I guess one of my reasons for this line of questioning is personal.

I play the violin and play as a klezmer musician in Melbourne Australia for
chuppahs etc. I speak some hebrew and sung my barmitzvah many years ago but
speak little yiddish. My parents and surviving relatives came from slovak
and polish jewish communities but did not speak yiddish.

There is a musicological/linguistic argument you may have heard which
states that particular world music styles relate to particular languages.
ie the lilt in irish jigs and reels relates to early irish language,
hawaiian slide guitar ornaments and rhythm relate to hawaian etc . This has
led to many "world musicians" learning a language or learning to mimic it
(eg according to an interview  yesterday with a visiting musician, many
hawaiian singers don't speak the language but learn the songs parrot fashion).

I respect yiddish and its role, authors, contribution etc and believe
strongly in its right to survive and grow (Melbourne has one of the bigest
yiddish speaking communities in the world apparently - and I am often the
odd person out) but I do not wish to learn the language due to time
constraints. I am tempted to learn aspects of the language to "improve" my
klezmer style but believe my hebrew background and ability to learn thru
listening to CDs/live musicians etc should be enough. 

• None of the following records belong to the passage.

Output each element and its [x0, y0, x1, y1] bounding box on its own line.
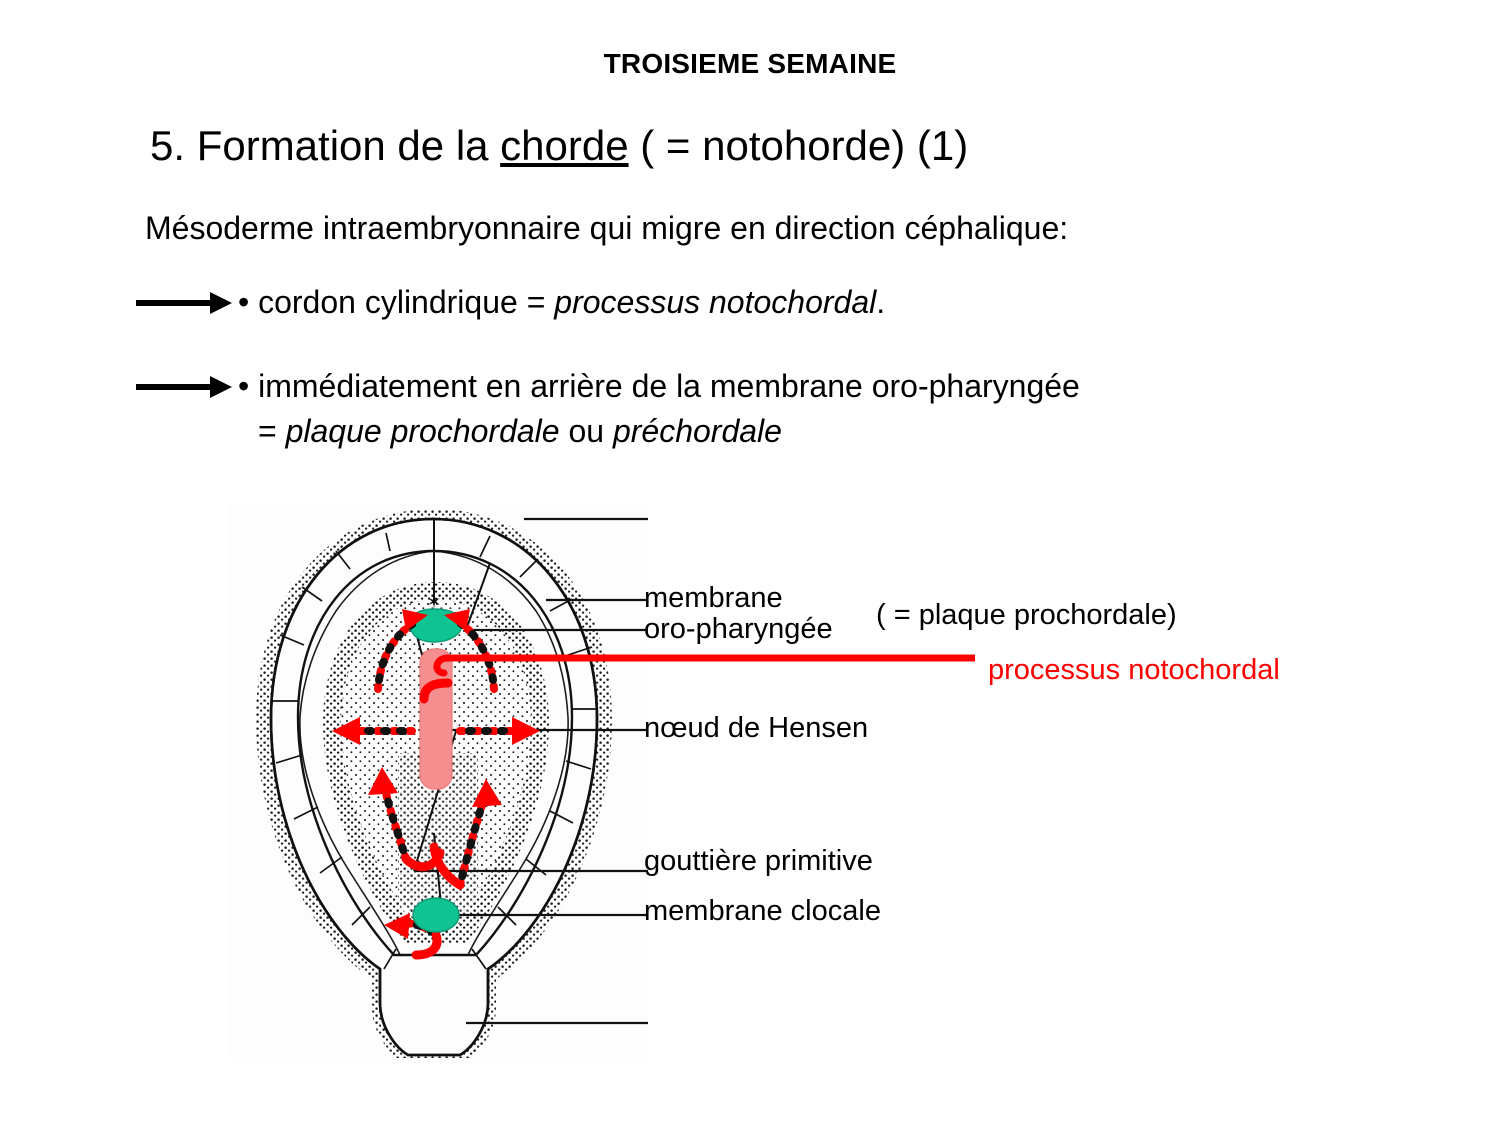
right-arrow-icon: [136, 291, 232, 315]
right-arrow-icon: [136, 375, 232, 399]
intro-line: Mésoderme intraembryonnaire qui migre en…: [145, 210, 1068, 247]
processus-notochordal-shape: [420, 649, 452, 789]
bullet-2-text: • immédiatement en arrière de la membran…: [238, 368, 1080, 405]
bullet-row-1: • cordon cylindrique = processus notocho…: [136, 284, 885, 321]
subline-middle: ou: [560, 413, 613, 449]
label-noeud-de-hensen: nœud de Hensen: [644, 713, 868, 744]
label-processus-notochordal: processus notochordal: [988, 655, 1280, 686]
label-gouttiere-primitive: gouttière primitive: [644, 846, 873, 877]
bullet-2-marker: •: [238, 368, 249, 404]
label-plaque-prochordale: ( = plaque prochordale): [876, 600, 1177, 631]
section-heading-prefix: 5. Formation de la: [150, 122, 500, 169]
bullet-1-marker: •: [238, 284, 249, 320]
bullet-1-text: • cordon cylindrique = processus notocho…: [238, 284, 885, 321]
subline-prefix: =: [258, 413, 286, 449]
bullet-1-italic: processus notochordal: [554, 284, 876, 320]
embryo-diagram-svg: ✶: [228, 503, 648, 1058]
embryonic-disc-figure: ✶: [228, 503, 648, 1058]
section-heading-suffix: ( = notohorde) (1): [629, 122, 969, 169]
section-heading-underlined: chorde: [500, 122, 628, 169]
subline-italic-1: plaque prochordale: [286, 413, 560, 449]
section-heading: 5. Formation de la chorde ( = notohorde)…: [150, 122, 968, 170]
bullet-2-subline: = plaque prochordale ou préchordale: [258, 413, 782, 450]
slide-title: TROISIEME SEMAINE: [0, 48, 1500, 80]
subline-italic-2: préchordale: [613, 413, 782, 449]
label-membrane-oro-line2: oro-pharyngée: [644, 614, 833, 645]
label-membrane-clocale: membrane clocale: [644, 896, 881, 927]
bullet-row-2: • immédiatement en arrière de la membran…: [136, 368, 1080, 405]
bullet-1-tail: .: [876, 284, 885, 320]
bullet-1-plain: cordon cylindrique =: [249, 284, 554, 320]
label-membrane-oro-line1: membrane: [644, 583, 833, 614]
bullet-2-plain: immédiatement en arrière de la membrane …: [249, 368, 1080, 404]
membrane-cloacale-shape: [413, 898, 459, 932]
label-membrane-oro-pharyngee: membrane oro-pharyngée: [644, 583, 833, 644]
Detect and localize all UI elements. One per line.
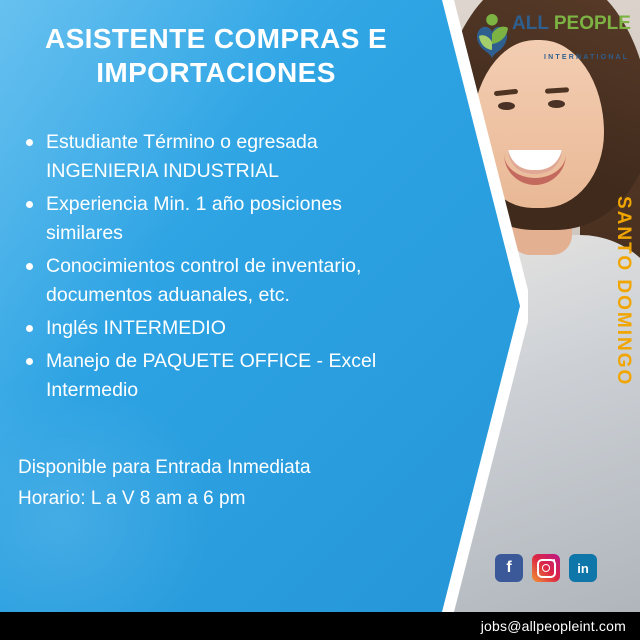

With the exception of ornaments, I'm not convinced that a knowledge of
yiddish contributes to better klezmer musicianship.
                      Any ideas/evidence to the contrary or in support?
thankyou Ernie

With respect to ornamention, are there any papers/theses/books that
describe this topic? I'm sure reading needs to be supplemented with
listening but believe an academic summary is useful also.